When is a shoebox not just a shoebox?
Children with their shoeboxes of treasures
13/01/2009 04:25 PM
For most children, Christmas is one of the happiest times of the year but, for many around the world, it's just another day or time.
For more than 15 years, Operation Christmas Child has been part of Samaritan's Purse, a non-denominational program that has brought untold joy into the lives of children around the world with simple shoeboxes. These are not ordinary shoeboxes however, because they are filled with gifts.
Since 1993, over 60 million shoeboxes from 11 countries have been donated to children in 125 nations.

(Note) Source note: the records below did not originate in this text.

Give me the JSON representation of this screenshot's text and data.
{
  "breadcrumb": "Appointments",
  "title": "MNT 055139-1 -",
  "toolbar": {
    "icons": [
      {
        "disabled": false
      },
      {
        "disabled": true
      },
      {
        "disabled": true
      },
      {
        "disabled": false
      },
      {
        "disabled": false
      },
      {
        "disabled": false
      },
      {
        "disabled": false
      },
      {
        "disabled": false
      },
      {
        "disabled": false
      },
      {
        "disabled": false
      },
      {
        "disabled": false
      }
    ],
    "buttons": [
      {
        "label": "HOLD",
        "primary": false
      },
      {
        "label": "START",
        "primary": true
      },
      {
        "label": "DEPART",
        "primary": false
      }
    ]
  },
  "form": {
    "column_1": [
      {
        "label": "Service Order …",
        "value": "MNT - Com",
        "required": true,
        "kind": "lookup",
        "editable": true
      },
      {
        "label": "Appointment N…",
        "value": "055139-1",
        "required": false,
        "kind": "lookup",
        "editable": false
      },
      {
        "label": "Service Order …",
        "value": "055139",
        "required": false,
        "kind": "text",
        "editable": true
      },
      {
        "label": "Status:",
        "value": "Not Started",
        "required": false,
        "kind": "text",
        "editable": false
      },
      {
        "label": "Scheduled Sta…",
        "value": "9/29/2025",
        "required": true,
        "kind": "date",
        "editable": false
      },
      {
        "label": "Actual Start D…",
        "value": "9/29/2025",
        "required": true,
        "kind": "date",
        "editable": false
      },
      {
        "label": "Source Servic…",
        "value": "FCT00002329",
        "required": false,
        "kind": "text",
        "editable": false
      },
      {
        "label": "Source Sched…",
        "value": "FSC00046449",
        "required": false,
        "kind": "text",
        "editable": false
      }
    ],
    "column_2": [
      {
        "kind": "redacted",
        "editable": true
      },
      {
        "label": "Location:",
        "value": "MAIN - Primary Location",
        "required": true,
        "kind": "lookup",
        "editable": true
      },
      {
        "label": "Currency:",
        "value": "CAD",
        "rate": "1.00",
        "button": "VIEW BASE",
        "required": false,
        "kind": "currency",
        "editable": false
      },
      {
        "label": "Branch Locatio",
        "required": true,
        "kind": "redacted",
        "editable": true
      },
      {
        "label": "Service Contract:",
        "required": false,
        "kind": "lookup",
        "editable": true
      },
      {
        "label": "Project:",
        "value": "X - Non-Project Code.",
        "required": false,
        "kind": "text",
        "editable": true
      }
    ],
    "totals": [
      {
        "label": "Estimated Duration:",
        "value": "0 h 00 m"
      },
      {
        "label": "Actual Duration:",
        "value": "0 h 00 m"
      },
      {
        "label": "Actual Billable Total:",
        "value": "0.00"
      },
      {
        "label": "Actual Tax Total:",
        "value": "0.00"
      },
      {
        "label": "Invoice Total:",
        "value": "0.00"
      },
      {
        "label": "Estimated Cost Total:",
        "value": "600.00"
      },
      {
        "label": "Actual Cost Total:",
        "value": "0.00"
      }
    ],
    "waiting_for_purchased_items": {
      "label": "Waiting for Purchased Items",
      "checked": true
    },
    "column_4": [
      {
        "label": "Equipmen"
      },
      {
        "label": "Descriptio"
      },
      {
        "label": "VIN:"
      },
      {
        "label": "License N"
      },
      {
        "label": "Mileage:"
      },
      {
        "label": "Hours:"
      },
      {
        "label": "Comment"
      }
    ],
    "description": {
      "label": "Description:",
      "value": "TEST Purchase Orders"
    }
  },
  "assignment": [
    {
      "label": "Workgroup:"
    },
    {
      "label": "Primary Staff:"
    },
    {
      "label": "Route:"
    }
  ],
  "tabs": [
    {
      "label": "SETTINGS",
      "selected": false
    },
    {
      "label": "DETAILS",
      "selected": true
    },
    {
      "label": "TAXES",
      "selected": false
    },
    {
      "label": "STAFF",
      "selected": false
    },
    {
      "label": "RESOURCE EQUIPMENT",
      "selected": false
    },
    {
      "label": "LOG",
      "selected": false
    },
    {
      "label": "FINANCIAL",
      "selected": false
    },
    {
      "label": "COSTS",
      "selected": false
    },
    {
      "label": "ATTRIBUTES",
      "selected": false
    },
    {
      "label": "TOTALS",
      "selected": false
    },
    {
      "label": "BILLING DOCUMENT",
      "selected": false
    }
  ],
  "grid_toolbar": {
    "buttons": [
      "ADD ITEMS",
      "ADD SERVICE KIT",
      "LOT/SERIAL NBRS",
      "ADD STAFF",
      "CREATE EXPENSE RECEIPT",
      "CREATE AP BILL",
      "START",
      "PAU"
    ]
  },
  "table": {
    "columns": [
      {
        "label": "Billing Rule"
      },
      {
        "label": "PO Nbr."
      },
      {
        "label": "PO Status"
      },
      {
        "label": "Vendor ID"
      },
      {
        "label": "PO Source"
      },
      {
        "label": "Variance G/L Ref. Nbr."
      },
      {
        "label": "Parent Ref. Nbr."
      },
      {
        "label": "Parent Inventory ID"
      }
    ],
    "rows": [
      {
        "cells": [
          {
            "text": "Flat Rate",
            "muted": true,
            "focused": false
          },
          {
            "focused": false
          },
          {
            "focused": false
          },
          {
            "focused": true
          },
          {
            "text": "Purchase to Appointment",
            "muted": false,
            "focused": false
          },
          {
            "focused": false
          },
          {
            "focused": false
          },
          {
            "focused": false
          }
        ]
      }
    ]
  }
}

Each shoebox is filled with items that appeal to boys and girls in every age group, from two to 14.
While toys are a big part of Christmas, to someone who has no pencils, no toothbrush, no washcloth or even a comb, lifting the lid of a shoe box filled with surprises can lift and delight the heart of any child.
South Bruce Program Co-ordinator, Joyce Scammell, tells of the little boy who lifted the lid and then immediately replaced it to lift it again. "He did this over and over simply to experience the joy of opening what, to him, was a treasure box."
According to Scammell, the goal in South Bruce is to collect 2,000 shoeboxes. The collection centre in this area is the Port of Fellowship Baptist Church on Hwy 21 in Port Elgin and collection week is November 24-29.
On November 26th at noon, Maurerís U-haul of Port Elgin will deliver the boxes to Shallow Lake Community Church and, from there, they will go to the central distribution center in Kitchener.
"This is totally a non-denominational effort that transcends religion, race, colour or nationality," says Scammell. "This is about children. For many of these children, opening a box and knowing that someone cares enough to give, is a sign of hope for them. Anyone contributing can also include a photo and short letter about themselves."
On September 28th, Dan Noble, Regional Manager for Western Ontario Operation Christmas Child, spoke at the Port of Fellowship Baptist Church where people from throughout South Bruce watched a slide presentation of a shoebox distribution in an African village. "We never go into a country or village without the permission of the government," he explained. "We help in many ways, including, sending over 9,000 volunteers to help out after Hurricane Katrina on the Gulf Coast and we re-built over 3,000 homes after the Tsunami in Indonesia."
Dan Noble explains Samaritans Purse organization
"Regarding 'operation shoe box', the support from the community has always been amazing," says Scammell. "Schools and churches are participating as well as local businesses.
This year, Schendel & Sullivan shoes in Southampton is donating all their shoeboxes to anyone who wants them, as well as Square Deal Neil's. Volunteers are also always needed to help with packing and wrapping and, again, anyone can call me at 519-832-9193.
It doesn't take much to fill a shoe box but, for those with little or nothing in the way of even daily necessities, every item is a treasure. For anyone not sure about what to put in a shoebox, call 519-832-9193. Boxes, once filled, can be dropped off at 588 Elgin St., Port Elgin (behind the library).
School Supplies -- pens, pencils and a small sharpener, crayons, pencil crayons, writing pads or paper, solar calculator, coloring and picture books
Toys -- small cars, balls, dolls, stuffed animals, kazoos, harmonicas, yo-yo, skipping rope, small etch A Sketch, slinky
Hygiene Items -- toothbrush, mild bar soap (in a plastic bag), comb, washcloth, etc.
Other -- manufacture wrapped hard candy, T-shirts, socks, ball caps, sunglasses, hair clips, toy jewelry watches.
Things NOT to include:
No toothpaste (custom regulations)
No liquids or items that may leak, melt or freeze -- e.g. shampoo, gels, paint, cream, lip balm, liquid glue, etc.
No USED items
Nothing breakable -- glass, porcelain, mirrors, etc.
No items that may SCARE or Harm a child -- knives, war-related toys, toy guns, etc.